Further exploration of the association between differential lipids and personality traits revealed negative correlations between neuroticism and several lipids, such as DAG (34:2) and LPC (16:0). Studies have found that high neuroticism is associated with elevated levels of IL-6 [61] and a significant increase in pro-inflammatory cytokines has also been observed in patients with MDD who experienced CM [62, 63]. This suggests that high neuroticism and the experience of CM may contribute to MDD through neuroinflammatory mechanisms, potentially leading to the degradation of protective lipids and the onset of the disorder. Notably, the positive associations between PE lipids and positive coping strategies, as measured by the SCSQ, further support the notion that effective coping mechanisms are associated with healthier lipid profiles. PE plays a crucial role in membrane dynamics and brain health, and individuals employing adaptive coping strategies may be better equipped to regulate stress responses, thereby minimizing neuroinflammation and maintaining lipid balance [64]. This could buffer the negative impact of stress and emotional dysregulation on metabolic processes, providing protection effect against worsening depressive symptoms.
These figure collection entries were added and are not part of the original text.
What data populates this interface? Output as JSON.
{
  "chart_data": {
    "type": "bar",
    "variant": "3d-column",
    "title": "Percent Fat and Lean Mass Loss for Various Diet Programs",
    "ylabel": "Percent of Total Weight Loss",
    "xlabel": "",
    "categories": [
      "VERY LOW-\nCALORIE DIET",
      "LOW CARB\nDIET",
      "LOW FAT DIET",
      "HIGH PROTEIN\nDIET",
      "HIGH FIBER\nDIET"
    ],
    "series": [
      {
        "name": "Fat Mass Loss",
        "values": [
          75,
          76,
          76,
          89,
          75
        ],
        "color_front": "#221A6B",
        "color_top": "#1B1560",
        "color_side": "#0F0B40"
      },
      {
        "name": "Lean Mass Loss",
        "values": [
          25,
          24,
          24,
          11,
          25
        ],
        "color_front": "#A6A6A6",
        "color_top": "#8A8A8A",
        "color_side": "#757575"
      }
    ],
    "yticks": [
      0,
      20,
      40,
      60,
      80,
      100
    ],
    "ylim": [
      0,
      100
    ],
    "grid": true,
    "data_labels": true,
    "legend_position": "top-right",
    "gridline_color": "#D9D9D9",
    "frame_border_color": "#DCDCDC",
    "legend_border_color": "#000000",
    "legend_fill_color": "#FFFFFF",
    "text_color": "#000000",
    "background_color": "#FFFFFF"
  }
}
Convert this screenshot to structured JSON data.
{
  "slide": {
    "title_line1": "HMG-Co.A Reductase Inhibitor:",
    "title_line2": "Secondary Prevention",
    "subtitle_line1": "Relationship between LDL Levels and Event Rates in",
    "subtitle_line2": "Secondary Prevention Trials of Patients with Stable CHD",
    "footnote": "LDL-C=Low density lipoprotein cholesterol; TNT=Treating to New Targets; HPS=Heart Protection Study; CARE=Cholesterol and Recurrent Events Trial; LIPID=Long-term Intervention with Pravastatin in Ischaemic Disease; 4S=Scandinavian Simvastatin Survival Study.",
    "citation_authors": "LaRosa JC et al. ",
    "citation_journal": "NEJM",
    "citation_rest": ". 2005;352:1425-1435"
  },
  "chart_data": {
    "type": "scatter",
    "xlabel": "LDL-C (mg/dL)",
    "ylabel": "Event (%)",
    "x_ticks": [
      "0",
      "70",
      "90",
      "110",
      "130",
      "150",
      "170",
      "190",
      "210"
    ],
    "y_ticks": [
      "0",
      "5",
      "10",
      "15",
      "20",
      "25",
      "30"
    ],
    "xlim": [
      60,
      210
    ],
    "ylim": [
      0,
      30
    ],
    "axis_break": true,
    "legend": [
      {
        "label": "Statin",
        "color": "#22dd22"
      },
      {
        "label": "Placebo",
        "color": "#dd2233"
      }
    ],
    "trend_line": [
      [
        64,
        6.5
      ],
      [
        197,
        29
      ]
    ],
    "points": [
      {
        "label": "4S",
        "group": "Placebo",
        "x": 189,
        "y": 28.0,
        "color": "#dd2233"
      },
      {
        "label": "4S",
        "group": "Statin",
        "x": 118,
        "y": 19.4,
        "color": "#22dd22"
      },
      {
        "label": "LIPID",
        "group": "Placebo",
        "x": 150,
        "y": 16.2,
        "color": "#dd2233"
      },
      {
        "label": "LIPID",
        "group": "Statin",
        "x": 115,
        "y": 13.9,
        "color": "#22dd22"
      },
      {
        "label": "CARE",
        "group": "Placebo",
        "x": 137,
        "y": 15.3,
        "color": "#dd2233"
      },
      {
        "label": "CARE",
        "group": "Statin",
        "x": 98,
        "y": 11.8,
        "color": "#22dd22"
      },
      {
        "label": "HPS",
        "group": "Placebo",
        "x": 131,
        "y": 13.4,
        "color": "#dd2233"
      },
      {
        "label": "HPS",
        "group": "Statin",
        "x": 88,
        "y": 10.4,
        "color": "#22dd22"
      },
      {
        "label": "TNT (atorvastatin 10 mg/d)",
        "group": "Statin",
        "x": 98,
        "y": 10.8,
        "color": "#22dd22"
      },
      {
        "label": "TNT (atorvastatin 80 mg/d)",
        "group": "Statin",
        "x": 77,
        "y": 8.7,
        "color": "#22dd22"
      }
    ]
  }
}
Our study has several limitations. First, the sample size is small, which may limit the generalizability of the results. Future studies with larger sample sizes and more representative and diverse samples are required to improve the reliability of the findings. Furthermore, the cross-sectional design prevents us from establishing a causal relationship between lipid alterations and MDD. Longitudinal studies are needed to determine whether these lipidomic changes contribute to the onset of MDD and to explore their potential as predictive biomarkers.
5. Conclusion
This study found significant differences in plasma lipid metabolites between adolescents with MDD and HCs, identifying LPC (18:0) as a potential biomarker for adolescent MDD. The study also highlights that significant differential lipids are strongly associated with scores of BDI-13, CM, EPQ, and SCSQ, providing insights into how biopsychosocial factors relate to MDD. Overall, this study may improve our understanding of the pathogenesis of adolescent MDD. Future longitudinal studies with larger, more representative, and diverse samples are needed to confirm the current findings and explore the mechanisms involved.
Ethics Statement
The studies approved by the Ethics Committee of the National Clinical Research Center of the Second Xiangya Hospital of Central South University and all participants signed informed consent online before participating.
Conflicts of Interest
The authors declare no conflicts of interest.
Author Contributions
Yuxin Wang and Hui Chen contributed equally to this work.
Funding
This work was supported by the STI2030 Major Projects (2021ZD0200700), the National Natural Science Foundation of China (82071543 and 82471568), and the Key Research and Development Program of Hunan Province (2023SK2028).
Acknowledgments
The authors are grateful to the participants for contributing to this research.
Open Research
Data Availability Statement
The data that support the findings of this study are available from the corresponding author upon reasonable request.